Friday, April 27, 2007

School Shootings and Other Ills of 60s Dogmas

Thomas Sowell recently wrote an article at National Review in which he points out that school shootings are an outcropping of the 60's. Prior to the 60's these types of things were virtually unheard of. So what changed in the 1960s that led to these kinds of tragedies?

Sowell places blame squarely on collective guilt and a subsequent lack of personal responsibility.


What was there in the 1960s vision of the world that could possibly lead anyone to consider it right to shoot at individuals who had done nothing to him?


Collective guilt is one of the legacies of the 1960s that is still with us. We are still seeing a guilt trip for slavery being laid on people who never owned a slave in their lives, and who would be repelled by the very idea of owning a slave.

Back in the 1960s, it was considered Deep Stuff among the intelligentsia to say that American society — all of us collectively — were somehow responsible for the assassinations of the Kennedy brothers and Martin Luther King.

During the 1960s, the idea spread like wildfire that whatever you were lacking was someone else’s fault — society’s fault. If you were poor, whether at home or in some third-world country, you were one of the “dispossessed” — even if you had never possessed anything to dispossess you of.



Pretty Deep Stuff indeed. But it makes sense. A lot of sense. Cho, the VA Tech shooter, didn't personally know the people he was shooting, but it seems they represented an element of society he blamed for his problems. Sounds very familiar. While not many folks would go to the lengths Cho did, there are vast numbers of people who see the world precisely how he did. Their problems have nothing to do with anything of their own doing; society or some faction thereof is to blame. And there's danger in that kind of thinking - and potential for violence. People get angry - even hateful - when they believe that society or some collective is causing their problems.

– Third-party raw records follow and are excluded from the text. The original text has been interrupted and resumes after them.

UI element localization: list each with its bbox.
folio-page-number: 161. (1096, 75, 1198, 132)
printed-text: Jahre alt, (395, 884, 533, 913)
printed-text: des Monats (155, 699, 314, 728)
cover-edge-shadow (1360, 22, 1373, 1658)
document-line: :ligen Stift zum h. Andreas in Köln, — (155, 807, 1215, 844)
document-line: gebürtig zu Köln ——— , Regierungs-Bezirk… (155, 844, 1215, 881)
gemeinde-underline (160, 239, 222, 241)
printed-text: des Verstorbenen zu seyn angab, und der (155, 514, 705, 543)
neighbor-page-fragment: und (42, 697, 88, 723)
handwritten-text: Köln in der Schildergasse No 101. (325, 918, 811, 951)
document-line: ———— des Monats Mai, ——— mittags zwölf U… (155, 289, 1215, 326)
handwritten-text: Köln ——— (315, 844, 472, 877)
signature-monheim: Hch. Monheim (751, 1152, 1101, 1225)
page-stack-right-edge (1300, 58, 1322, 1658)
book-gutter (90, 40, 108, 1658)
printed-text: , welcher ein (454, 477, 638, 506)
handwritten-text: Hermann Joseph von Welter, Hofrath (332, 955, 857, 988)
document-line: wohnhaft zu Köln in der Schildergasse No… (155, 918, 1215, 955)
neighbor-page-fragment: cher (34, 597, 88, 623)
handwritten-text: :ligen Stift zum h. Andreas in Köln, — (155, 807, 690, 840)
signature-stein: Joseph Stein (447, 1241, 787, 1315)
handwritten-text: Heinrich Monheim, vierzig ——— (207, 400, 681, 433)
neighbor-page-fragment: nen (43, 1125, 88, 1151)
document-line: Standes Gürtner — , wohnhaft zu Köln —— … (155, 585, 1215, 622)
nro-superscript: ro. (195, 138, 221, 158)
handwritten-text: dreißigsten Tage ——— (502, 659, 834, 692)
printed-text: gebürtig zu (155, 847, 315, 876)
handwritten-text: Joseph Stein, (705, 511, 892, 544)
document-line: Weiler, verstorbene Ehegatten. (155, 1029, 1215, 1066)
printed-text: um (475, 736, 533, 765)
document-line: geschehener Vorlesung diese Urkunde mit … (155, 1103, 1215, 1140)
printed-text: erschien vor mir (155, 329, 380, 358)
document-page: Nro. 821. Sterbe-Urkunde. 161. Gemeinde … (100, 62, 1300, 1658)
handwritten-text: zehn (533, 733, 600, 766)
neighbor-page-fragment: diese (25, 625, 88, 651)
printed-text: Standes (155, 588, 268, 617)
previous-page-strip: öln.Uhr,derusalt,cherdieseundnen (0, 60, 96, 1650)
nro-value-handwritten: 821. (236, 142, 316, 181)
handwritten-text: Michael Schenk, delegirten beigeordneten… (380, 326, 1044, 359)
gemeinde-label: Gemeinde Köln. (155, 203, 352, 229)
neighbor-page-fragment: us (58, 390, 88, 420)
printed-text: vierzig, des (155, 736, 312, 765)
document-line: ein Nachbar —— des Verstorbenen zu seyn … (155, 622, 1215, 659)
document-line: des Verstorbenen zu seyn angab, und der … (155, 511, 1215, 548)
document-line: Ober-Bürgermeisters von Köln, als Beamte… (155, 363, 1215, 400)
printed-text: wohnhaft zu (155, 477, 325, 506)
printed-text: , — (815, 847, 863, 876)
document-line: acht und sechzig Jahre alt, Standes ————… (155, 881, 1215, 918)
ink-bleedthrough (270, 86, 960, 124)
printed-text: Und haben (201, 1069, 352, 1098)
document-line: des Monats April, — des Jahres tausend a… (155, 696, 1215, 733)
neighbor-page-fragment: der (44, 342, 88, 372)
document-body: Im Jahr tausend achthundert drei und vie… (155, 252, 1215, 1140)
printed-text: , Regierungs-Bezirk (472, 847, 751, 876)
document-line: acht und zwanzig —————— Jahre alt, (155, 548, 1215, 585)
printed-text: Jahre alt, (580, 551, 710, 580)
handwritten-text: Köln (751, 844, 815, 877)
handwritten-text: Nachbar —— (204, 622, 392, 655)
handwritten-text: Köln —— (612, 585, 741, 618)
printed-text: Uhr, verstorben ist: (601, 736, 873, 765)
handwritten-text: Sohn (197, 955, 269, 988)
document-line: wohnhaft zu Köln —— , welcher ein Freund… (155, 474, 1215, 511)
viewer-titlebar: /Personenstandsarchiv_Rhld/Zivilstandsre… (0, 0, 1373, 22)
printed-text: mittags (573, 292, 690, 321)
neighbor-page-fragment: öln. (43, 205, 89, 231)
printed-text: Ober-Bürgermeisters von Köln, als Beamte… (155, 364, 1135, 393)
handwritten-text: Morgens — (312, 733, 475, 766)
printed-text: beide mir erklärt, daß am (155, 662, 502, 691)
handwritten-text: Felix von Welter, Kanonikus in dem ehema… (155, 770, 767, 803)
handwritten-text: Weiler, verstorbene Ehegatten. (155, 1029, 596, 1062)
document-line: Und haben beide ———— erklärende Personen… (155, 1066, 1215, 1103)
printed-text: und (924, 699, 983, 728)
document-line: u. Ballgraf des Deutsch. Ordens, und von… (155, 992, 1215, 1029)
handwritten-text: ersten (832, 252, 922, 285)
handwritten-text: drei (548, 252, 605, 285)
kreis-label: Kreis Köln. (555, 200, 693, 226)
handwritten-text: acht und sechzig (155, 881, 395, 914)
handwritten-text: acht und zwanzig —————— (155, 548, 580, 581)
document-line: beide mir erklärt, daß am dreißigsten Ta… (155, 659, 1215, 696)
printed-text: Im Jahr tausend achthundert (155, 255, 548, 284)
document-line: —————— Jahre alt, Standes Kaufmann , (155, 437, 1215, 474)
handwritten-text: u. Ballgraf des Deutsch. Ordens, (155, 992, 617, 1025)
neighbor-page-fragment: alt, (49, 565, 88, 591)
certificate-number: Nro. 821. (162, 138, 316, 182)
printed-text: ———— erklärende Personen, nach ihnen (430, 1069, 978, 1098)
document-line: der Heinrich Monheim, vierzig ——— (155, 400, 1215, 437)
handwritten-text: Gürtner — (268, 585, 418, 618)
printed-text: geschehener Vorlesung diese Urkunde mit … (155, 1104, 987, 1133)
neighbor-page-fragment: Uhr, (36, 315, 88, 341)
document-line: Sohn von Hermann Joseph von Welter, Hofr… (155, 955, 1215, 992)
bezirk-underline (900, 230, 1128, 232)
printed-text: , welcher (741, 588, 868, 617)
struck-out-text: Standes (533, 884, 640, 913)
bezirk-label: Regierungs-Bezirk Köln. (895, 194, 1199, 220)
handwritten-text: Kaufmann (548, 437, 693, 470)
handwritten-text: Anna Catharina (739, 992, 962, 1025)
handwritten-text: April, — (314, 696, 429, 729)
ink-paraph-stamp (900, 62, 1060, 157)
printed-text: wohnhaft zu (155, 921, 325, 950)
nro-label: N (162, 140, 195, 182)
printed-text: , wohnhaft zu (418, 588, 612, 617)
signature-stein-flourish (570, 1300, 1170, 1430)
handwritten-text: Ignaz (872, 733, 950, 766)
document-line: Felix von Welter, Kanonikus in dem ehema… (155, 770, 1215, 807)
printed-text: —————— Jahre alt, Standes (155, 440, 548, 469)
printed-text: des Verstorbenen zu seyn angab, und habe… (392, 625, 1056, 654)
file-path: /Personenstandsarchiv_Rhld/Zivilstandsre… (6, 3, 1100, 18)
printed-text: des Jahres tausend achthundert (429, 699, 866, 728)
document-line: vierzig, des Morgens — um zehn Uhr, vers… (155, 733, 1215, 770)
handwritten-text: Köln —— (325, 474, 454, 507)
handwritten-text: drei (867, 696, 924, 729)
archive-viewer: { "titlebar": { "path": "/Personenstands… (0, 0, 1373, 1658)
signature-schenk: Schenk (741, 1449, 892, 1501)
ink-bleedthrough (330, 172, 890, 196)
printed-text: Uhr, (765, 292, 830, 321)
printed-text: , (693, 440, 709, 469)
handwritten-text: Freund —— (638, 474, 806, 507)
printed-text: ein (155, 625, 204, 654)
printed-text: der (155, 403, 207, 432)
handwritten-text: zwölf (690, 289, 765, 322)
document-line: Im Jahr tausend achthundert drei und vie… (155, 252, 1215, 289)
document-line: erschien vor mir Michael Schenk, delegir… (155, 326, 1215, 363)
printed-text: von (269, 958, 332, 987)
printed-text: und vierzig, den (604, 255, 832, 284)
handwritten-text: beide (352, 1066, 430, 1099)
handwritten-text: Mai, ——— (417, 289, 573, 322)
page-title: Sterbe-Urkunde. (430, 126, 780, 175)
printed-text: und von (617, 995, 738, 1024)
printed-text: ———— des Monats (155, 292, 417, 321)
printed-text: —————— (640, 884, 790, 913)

If other people are somehow responsible for whatever is lacking in your life, lashing out at random against individuals who have done nothing to you personally can sound plausible to many people.


Sowell's article is a good read and I suggest you visit the link and read the rest. It's short but well worth the time.


Blaming others for your problems is quite convenient. But it takes away from your own personal responsibility of dealing with them. Now it becomes an issue of getting others to fix your problems for you instead of doing something to fix them yourself. It leads to frustration which leads to anger and in the right human being it becomes a recipe for violence. As we've seen several times over going back to the urban riots of the 60s.



2 Comments:

Blogger Ryan said...

what a good comment this is...."Nor is gun control the magic answer, as often suggested by the same kind of people who believe in collective responsibility instead of individual responsibility"

Friday, April 27, 2007 10:24:00 AM  
Blogger Unknown said...

Yeah there were a lot of good comments in his Sowell's article. I wanted to just copy and paste the whole thing!